Employers prefer to exclude part-time employees for a number of reasons, including:
- Part-time employees' lack of interest in making salary deferrals, and
- Having to provide a minimum contribution should the plan be determined to be top heavy.
Plans also exclude part-time employees because of their impact on other discrimination testing. With the inclusion of part-time employees, testing under the average deferral percentage (ADP) test can result in more failures because the plan must count the increased number of eligible employees, yet generally these part-time eligible employees don't make contributions into the plan.
The 1,000 hour rule
When a plan has a set hours-of-service requirement, an employee generally waits from his or her hire date through the plan's computation period and then enters the plan on the next entry date - usually monthly, quarterly or semiannually. Typically, plans define the requirement as 1,000 hours of service.
This traditional limit doesn't mean that the full-time employee must meet the 1,000 hours to participate in the plan - he or she could do this in about half a year based on a 40-hour work week. But rather, it targets what a part-time employee - an employee working 20 hours a week or less - will not meet. Plans using this language will usually exclude part-time employees from participation because they will most often not meet the requirement.
Basics of the IRS ruling
An IRS Quality Assurance Bulletin (QAB) dated Feb. 14, 2006, looks at how plan documents address part-time employees, including seasonal or temporary employees. Basically, the QAB states that you could run into disqualification issues if your plan documents don't contain clauses that effectively exclude part-time employees.

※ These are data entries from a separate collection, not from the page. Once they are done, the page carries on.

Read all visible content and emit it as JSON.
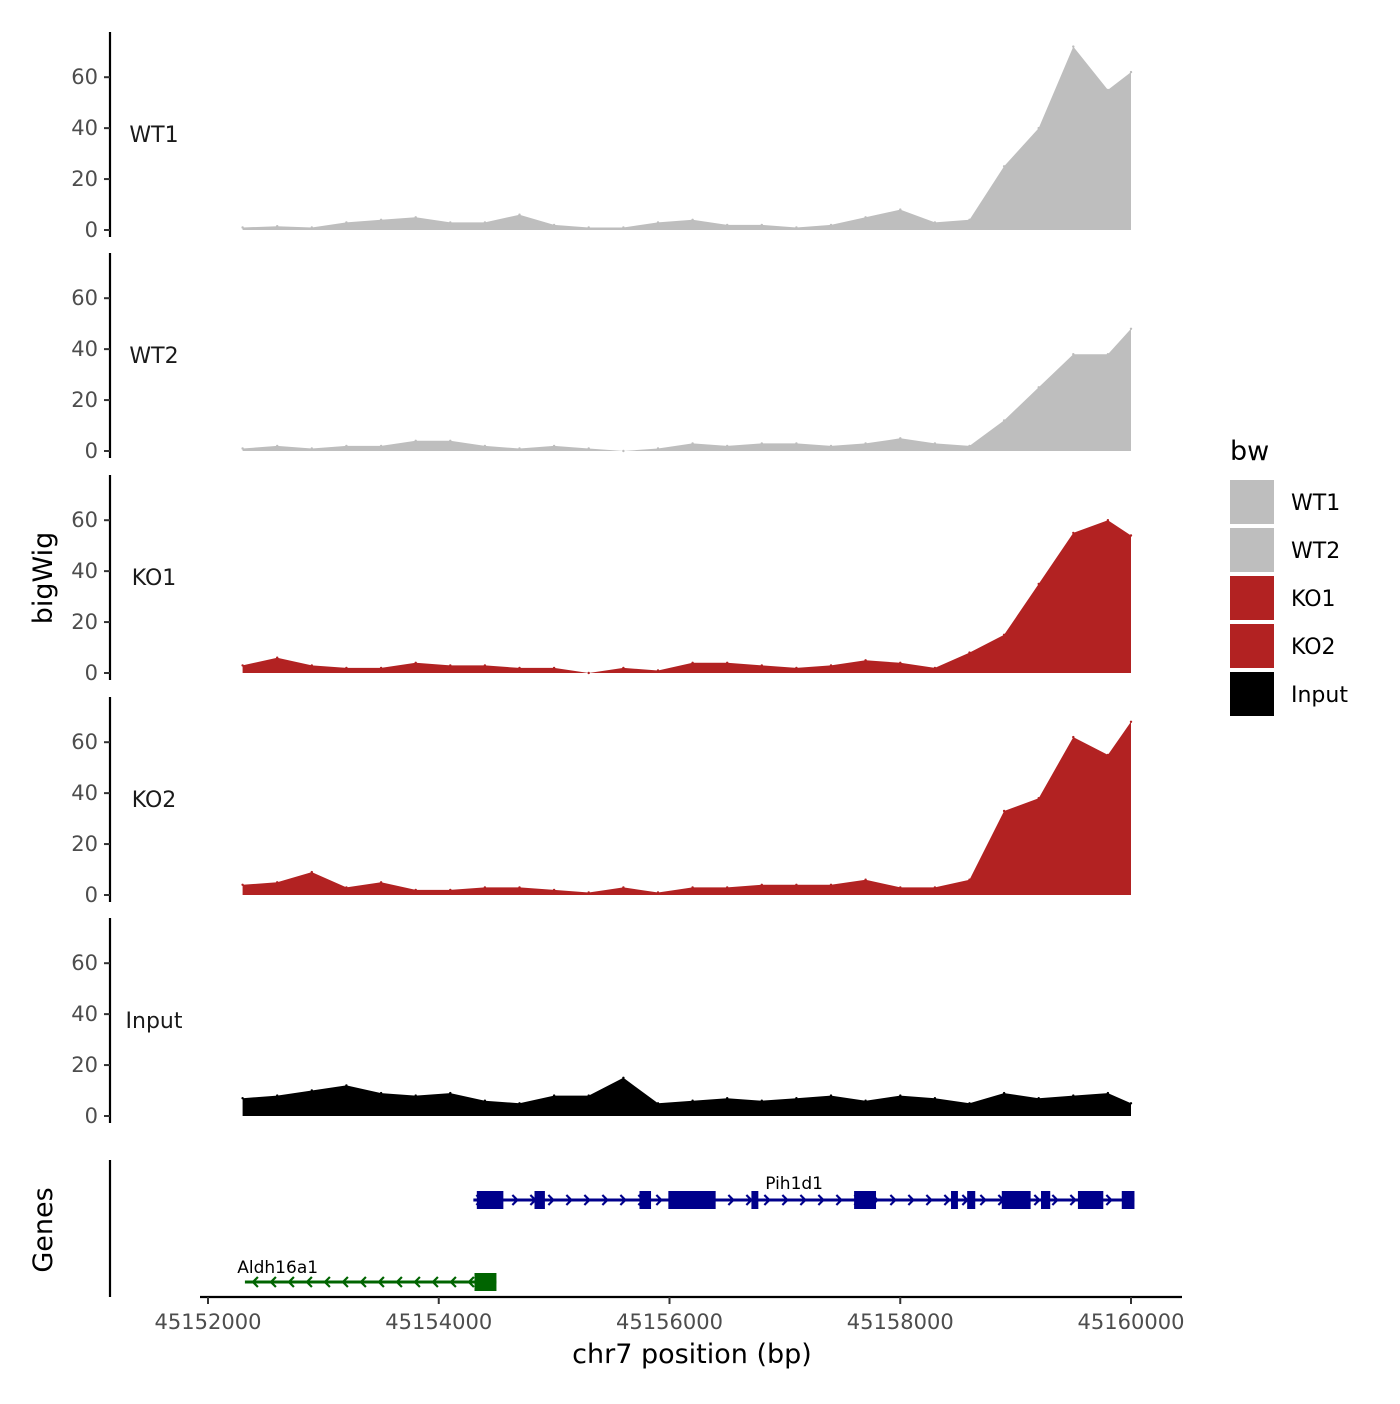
{
  "chart_data": {
    "type": "area",
    "x": [
      45152300,
      45152600,
      45152900,
      45153200,
      45153500,
      45153800,
      45154100,
      45154400,
      45154700,
      45155000,
      45155300,
      45155600,
      45155900,
      45156200,
      45156500,
      45156800,
      45157100,
      45157400,
      45157700,
      45158000,
      45158300,
      45158600,
      45158900,
      45159200,
      45159500,
      45159800,
      45160000
    ],
    "xlim": [
      45152000,
      45160000
    ],
    "x_ticks": [
      "45152000",
      "45154000",
      "45156000",
      "45158000",
      "45160000"
    ],
    "x_tick_values": [
      45152000,
      45154000,
      45156000,
      45158000,
      45160000
    ],
    "ylim": [
      0,
      75
    ],
    "y_ticks": [
      "0",
      "20",
      "40",
      "60"
    ],
    "y_tick_values": [
      0,
      20,
      40,
      60
    ],
    "xlabel": "chr7 position (bp)",
    "ylabel": "bigWig",
    "genes_label": "Genes",
    "legend_title": "bw",
    "legend_position": "right",
    "grid": false,
    "series": [
      {
        "name": "WT1",
        "color": "#bebebe",
        "values": [
          1,
          1.5,
          1,
          3,
          4,
          5,
          3,
          3,
          6,
          2,
          1,
          1,
          3,
          4,
          2,
          2,
          1,
          2,
          5,
          8,
          3,
          4,
          25,
          40,
          72,
          55,
          62
        ]
      },
      {
        "name": "WT2",
        "color": "#bebebe",
        "values": [
          1,
          2,
          1,
          2,
          2,
          4,
          4,
          2,
          1,
          2,
          1,
          0,
          1,
          3,
          2,
          3,
          3,
          2,
          3,
          5,
          3,
          2,
          12,
          25,
          38,
          38,
          48
        ]
      },
      {
        "name": "KO1",
        "color": "#b22222",
        "values": [
          3,
          6,
          3,
          2,
          2,
          4,
          3,
          3,
          2,
          2,
          0,
          2,
          1,
          4,
          4,
          3,
          2,
          3,
          5,
          4,
          2,
          8,
          15,
          35,
          55,
          60,
          54
        ]
      },
      {
        "name": "KO2",
        "color": "#b22222",
        "values": [
          4,
          5,
          9,
          3,
          5,
          2,
          2,
          3,
          3,
          2,
          1,
          3,
          1,
          3,
          3,
          4,
          4,
          4,
          6,
          3,
          3,
          6,
          33,
          38,
          62,
          55,
          68
        ]
      },
      {
        "name": "Input",
        "color": "#000000",
        "values": [
          7,
          8,
          10,
          12,
          9,
          8,
          9,
          6,
          5,
          8,
          8,
          15,
          5,
          6,
          7,
          6,
          7,
          8,
          6,
          8,
          7,
          5,
          9,
          7,
          8,
          9,
          5
        ]
      }
    ],
    "genes": [
      {
        "name": "Pih1d1",
        "color": "#00008b",
        "strand": "+",
        "start": 45154300,
        "end": 45160030,
        "exons": [
          [
            45154330,
            45154560
          ],
          [
            45154830,
            45154920
          ],
          [
            45155740,
            45155840
          ],
          [
            45155990,
            45156400
          ],
          [
            45156710,
            45156770
          ],
          [
            45157600,
            45157790
          ],
          [
            45158440,
            45158500
          ],
          [
            45158580,
            45158650
          ],
          [
            45158880,
            45159130
          ],
          [
            45159220,
            45159300
          ],
          [
            45159540,
            45159760
          ],
          [
            45159920,
            45160030
          ]
        ]
      },
      {
        "name": "Aldh16a1",
        "color": "#006400",
        "strand": "-",
        "start": 45152320,
        "end": 45154500,
        "exons": [
          [
            45154310,
            45154500
          ]
        ]
      }
    ]
  }
}
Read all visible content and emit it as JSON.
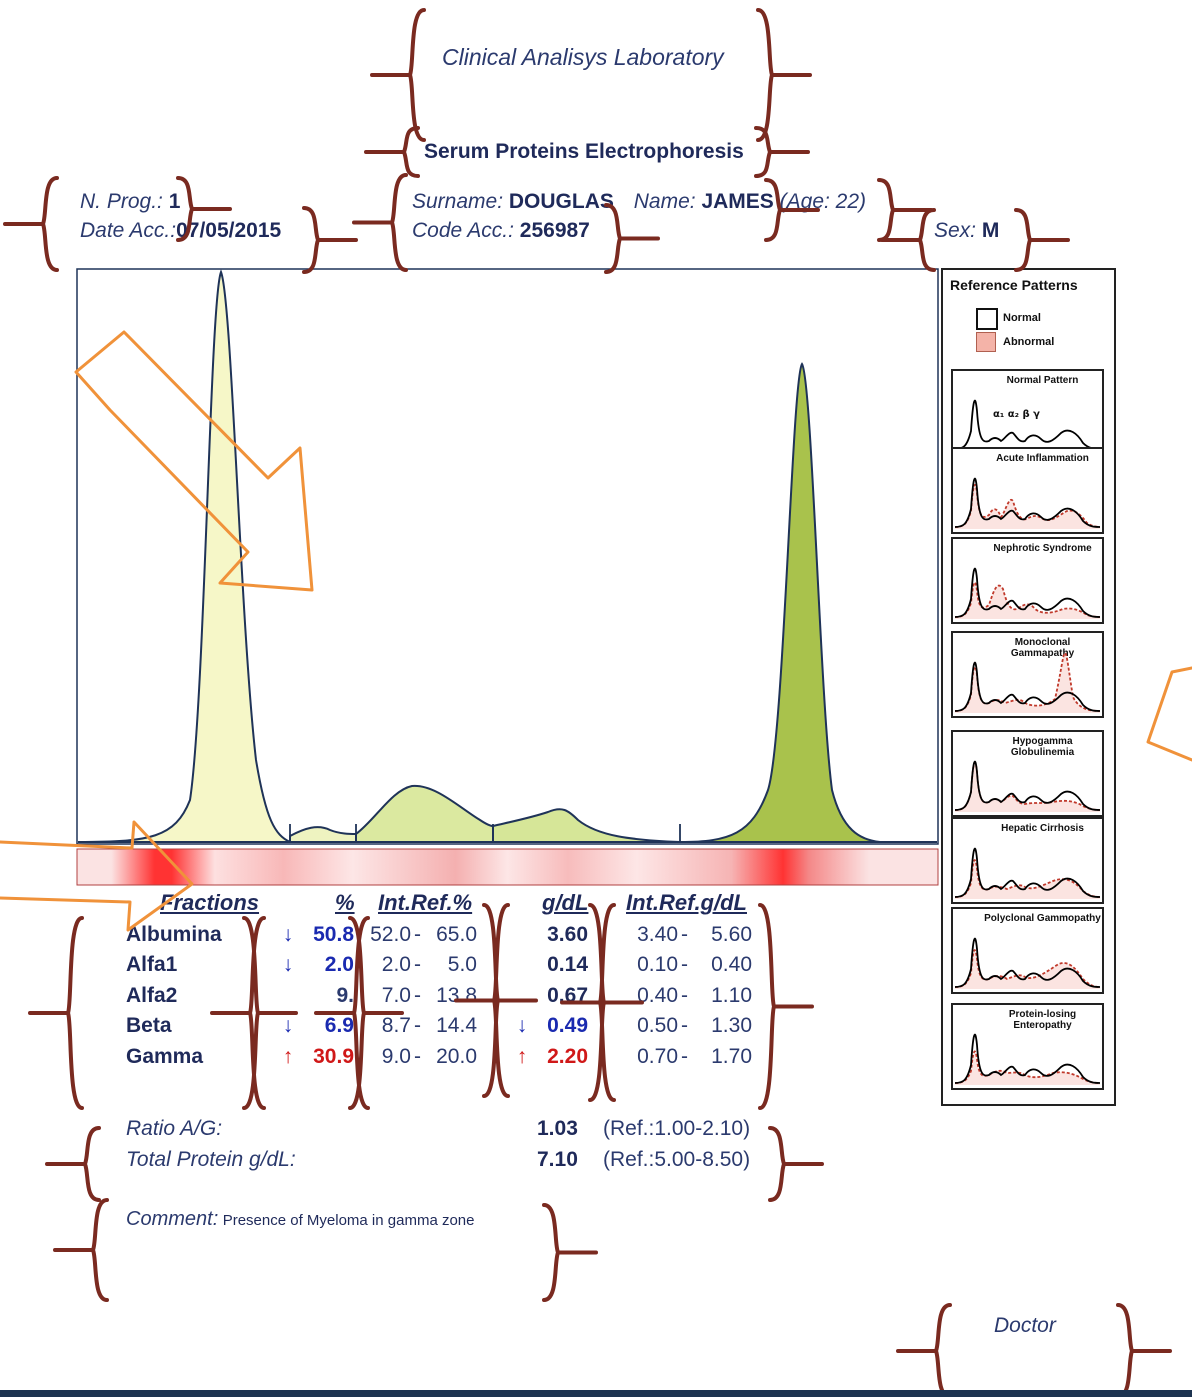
{
  "header": {
    "lab_name": "Clinical Analisys Laboratory",
    "test_title": "Serum Proteins Electrophoresis"
  },
  "patient": {
    "n_prog_label": "N. Prog.:",
    "n_prog_value": "1",
    "date_acc_label": "Date Acc.:",
    "date_acc_value": "07/05/2015",
    "surname_label": "Surname:",
    "surname_value": "DOUGLAS",
    "name_label": "Name:",
    "name_value": "JAMES",
    "age_text": "(Age: 22)",
    "code_acc_label": "Code Acc.:",
    "code_acc_value": "256987",
    "sex_label": "Sex:",
    "sex_value": "M"
  },
  "table": {
    "headers": [
      "Fractions",
      "%",
      "Int.Ref.%",
      "g/dL",
      "Int.Ref.g/dL"
    ],
    "rows": [
      {
        "name": "Albumina",
        "flag": "↓",
        "flag_color": "#1a2ab0",
        "pct": "50.8",
        "ref_pct_low": "52.0",
        "ref_pct_high": "65.0",
        "gdl_flag": "",
        "gdl": "3.60",
        "ref_gdl_low": "3.40",
        "ref_gdl_high": "5.60"
      },
      {
        "name": "Alfa1",
        "flag": "↓",
        "flag_color": "#1a2ab0",
        "pct": "2.0",
        "ref_pct_low": "2.0",
        "ref_pct_high": "5.0",
        "gdl_flag": "",
        "gdl": "0.14",
        "ref_gdl_low": "0.10",
        "ref_gdl_high": "0.40"
      },
      {
        "name": "Alfa2",
        "flag": "",
        "flag_color": "#2b3a6e",
        "pct": "9.",
        "ref_pct_low": "7.0",
        "ref_pct_high": "13.8",
        "gdl_flag": "",
        "gdl": "0.67",
        "ref_gdl_low": "0.40",
        "ref_gdl_high": "1.10"
      },
      {
        "name": "Beta",
        "flag": "↓",
        "flag_color": "#1a2ab0",
        "pct": "6.9",
        "ref_pct_low": "8.7",
        "ref_pct_high": "14.4",
        "gdl_flag": "↓",
        "gdl": "0.49",
        "ref_gdl_low": "0.50",
        "ref_gdl_high": "1.30"
      },
      {
        "name": "Gamma",
        "flag": "↑",
        "flag_color": "#d01818",
        "pct": "30.9",
        "ref_pct_low": "9.0",
        "ref_pct_high": "20.0",
        "gdl_flag": "↑",
        "gdl": "2.20",
        "ref_gdl_low": "0.70",
        "ref_gdl_high": "1.70"
      }
    ]
  },
  "summary": {
    "ratio_label": "Ratio A/G:",
    "ratio_value": "1.03",
    "ratio_ref": "(Ref.:1.00-2.10)",
    "total_label": "Total Protein g/dL:",
    "total_value": "7.10",
    "total_ref": "(Ref.:5.00-8.50)"
  },
  "comment": {
    "label": "Comment:",
    "text": "Presence of Myeloma in gamma zone"
  },
  "footer": {
    "doctor_label": "Doctor"
  },
  "reference_panel": {
    "title": "Reference Patterns",
    "legend_normal": "Normal",
    "legend_abnormal": "Abnormal",
    "patterns": [
      {
        "label": "Normal Pattern",
        "abnormal": false
      },
      {
        "label": "Acute Inflammation",
        "abnormal": true
      },
      {
        "label": "Nephrotic Syndrome",
        "abnormal": true
      },
      {
        "label": "Monoclonal Gammapathy",
        "abnormal": true
      },
      {
        "label": "Hypogamma Globulinemia",
        "abnormal": true
      },
      {
        "label": "Hepatic Cirrhosis",
        "abnormal": true
      },
      {
        "label": "Polyclonal Gammopathy",
        "abnormal": true
      },
      {
        "label": "Protein-losing Enteropathy",
        "abnormal": true
      }
    ],
    "normal_pattern_greek": "α₁ α₂  β    γ",
    "normal_color": "#000000",
    "abnormal_color": "#f4b3a8"
  },
  "colors": {
    "curve_outline": "#1f3358",
    "albumin_fill": "#f6f7c8",
    "alpha_beta_fill": "#dbe9a0",
    "gamma_fill": "#a9c24c",
    "band_red": "#e01010",
    "annotation_brace": "#7a2a20",
    "annotation_arrow": "#f0923a"
  },
  "chart_data": {
    "type": "line",
    "title": "",
    "xlabel": "",
    "ylabel": "",
    "series": [
      {
        "fractions": [
          "Albumina",
          "Alfa1",
          "Alfa2",
          "Beta",
          "Gamma"
        ],
        "values": [
          50.8,
          2.0,
          9.0,
          6.9,
          30.9
        ]
      }
    ],
    "grid": false
  }
}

The ruling also says that simply because a plan receives a determination letter stating that the plan isn't violating plan rules doesn't mean there is favorable treatment as to part-time employees. And the QAB doesn't allow plan sponsors who adopt prototype or volume submitter documents to rely on the favorable opinion or notification letter if the plan document contains impermissible part-time employee clauses. However, if your plan doesn't properly exclude these employees, your plan sponsor can use the Voluntary Correction Program to correct the document failure.
Best of both worlds
The QAB gives several examples of permissible and impermissible plan document clauses, which provide some clues as to how you can safely include new full-timers sooner and exclude most part-timers. For instance, a clause that excludes part-time employees who are scheduled to work "less than 1,000 hours of service in one year" is an impermissible service requirement. Why? Because a part-time employee may, in fact, work more than 1,000 hours in the computation period. If the employee does work more than 1,000 hours, he or she is eligible to participate in the plan and the exclusion is invalid. So this plan design doesn't meet the QAB requirements.
But you can allow full-time employees immediate entry and minimize part-time employee eligibility by designing the plan document to allow a fail-safe provision stating that part-time employees will enter the plan if they "work over 1,000 hours." In the above example, this would be as easy as changing the definition of a part-time employee to an employee who works "less than 1,000 hours of service in an eligibility computation period."
If you implement such a strategy, don't forget about how the addition of even some part-time employees may affect discrimination testing. All plans must still comply with general nondiscrimination tests. If a plan is deemed to be discriminatory and no correction is made, the plan may be disqualified, and both the plan sponsor and participants may incur taxes.
A practical fail-safe
Employers and plan sponsors should scrutinize any exclusion classification, whether part-time, seasonal, temporary or other employee classification. Your plan document should clearly define any such classification.
As a practical fail-safe, continually examine your exclusion clauses to ensure your plan documents comply with IRS rulings and provisions, and be cautious when excluding part-time employees from the plan. If you want to be absolutely sure that your plan is in compliance, you can submit such clauses to the IRS for a determination of compliance.